The findings of Population Council’s project UDAYA in the states of Uttar Pradesh and Bihar (a home to more than 72 million adolescents) reveals the low comprehensive knowledge and contraceptive method use among adolescents. For instance, in Bihar, 14 percent of unmarried boys and 6 percent of unmarried and married girls aged 15-19 years reported pre-marital sex; of these, 30 percent of boys, 5 percent of unmarried and 27 percent of married girls had engaged in premarital sex with multiple partners. Whereas, only 20 percent of boys and between 1 to 8 percent of unmarried and married girls in the age group of 15-19 had always used a condom. UDAYA’s findings showed, moreover, that awareness of contraceptive methods remained superficial among adolescents. For instance, in Uttar Pradesh, while 63 percent of unmarried adolescent girls were aware of contraceptive methods (oral pills, condoms, emergency contraceptive pills), only 17 percent had the correct knowledge about at least one of these contraceptive methods. In terms of adolescent pregnancies, the findings highlighted that 46 percent of married girls in Bihar and 39 percent of married girls in Uttar Pradesh who were pregnant at the time of survey reported that their current pregnancy was either unwanted or wanted at a later time. This calls for better accessibility to contraceptive information and services for adolescents.

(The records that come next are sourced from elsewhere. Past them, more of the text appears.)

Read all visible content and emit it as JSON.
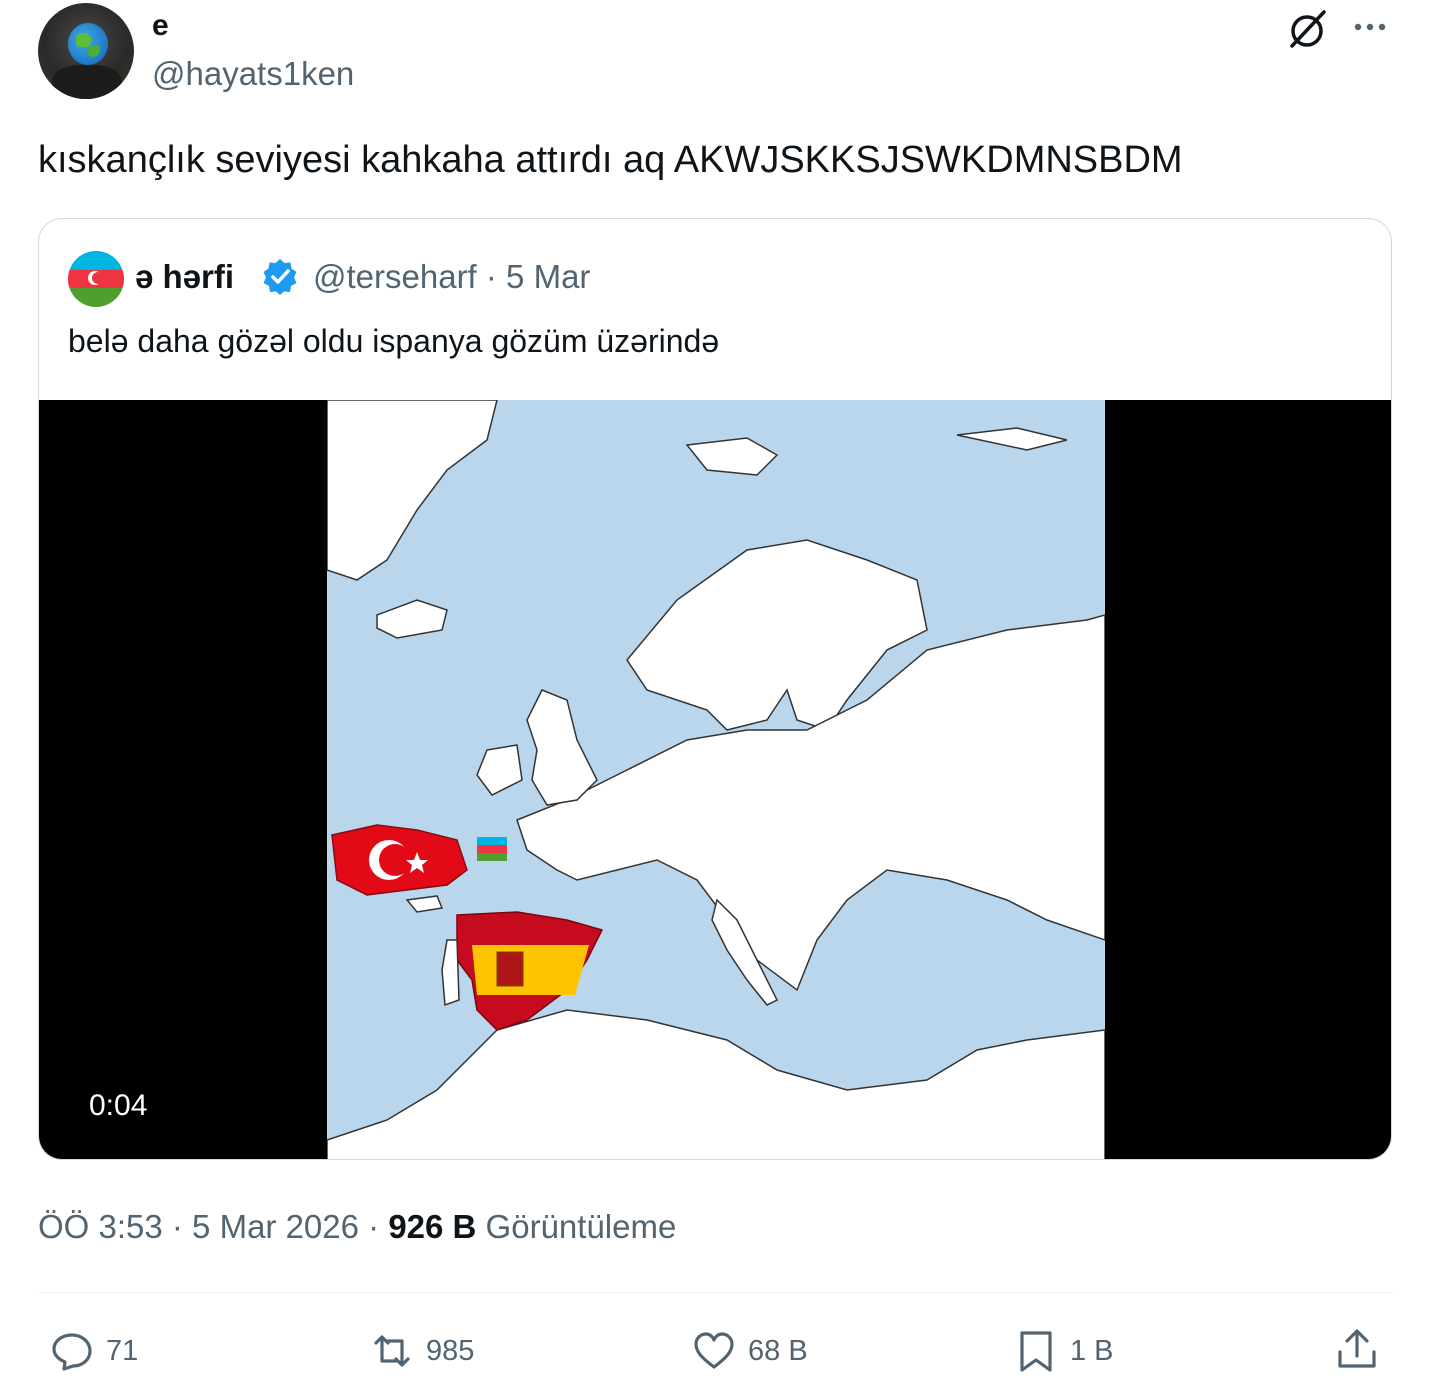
{
  "tweet": {
    "author": {
      "display_name": "e",
      "handle": "@hayats1ken",
      "avatar_icon": "globe-avatar"
    },
    "text": "kıskançlık seviyesi kahkaha attırdı aq AKWJSKKSJSWKDMNSBDM",
    "header_icons": [
      "grok-icon",
      "more-icon"
    ]
  },
  "quote": {
    "author": {
      "display_name": "ə hərfi",
      "handle_date": "@terseharf · 5 Mar",
      "verified": true,
      "avatar_icon": "azerbaijan-flag"
    },
    "text": "belə daha gözəl oldu ispanya gözüm üzərində",
    "video": {
      "duration": "0:04"
    }
  },
  "meta": {
    "time": "ÖÖ 3:53 · 5 Mar 2026 · ",
    "views_count": "926 B",
    "views_label": " Görüntüleme"
  },
  "actions": {
    "replies": "71",
    "reposts": "985",
    "likes": "68 B",
    "bookmarks": "1 B"
  },
  "colors": {
    "text": "#0f1419",
    "secondary": "#536471",
    "verified": "#1d9bf0",
    "border": "#cfd9de"
  }
}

To ensure holistic development of adolescent population, the Rashtriya Kishor Swasthya Karyakram (RKSK) scheme was launched by the Ministry of Health and Family Welfare in 2014. The scheme covers six thematic areas – sexual and reproductive health, nutrition, injuries and violence (including gender-based violence), prevention of non-communicable diseases, mental health and substance misuse. Since the initiation of RKSK programme, several strategies have been used to provide information, counselling and services to adolescents through convergence, integration and partnerships with multiple stakeholders. While these efforts are underway, there is a room for improvement in program planning and strengthening based on the data that are made available on adolescents in India. For example, the findings from large scale surveys such as the National Family Health Survey and UDAYA project highlight the need to provide comprehensive knowledge about contraceptive methods to all adolescents, with particular focus on addressing the vulnerabilities of married adolescents. Within RKSK and other related national health programmes, family planning should be given a priority to respond to the diverse needs of adolescents across different regions of India – with a cultural understanding of what adolescents need and at what time points. On the eve of World Contraception Day, the onus should be on greater investments in strengthening sexual and reproductive health awareness initiatives for adolescents to develop them into a healthier and productive population that contributes to India’s growth and development.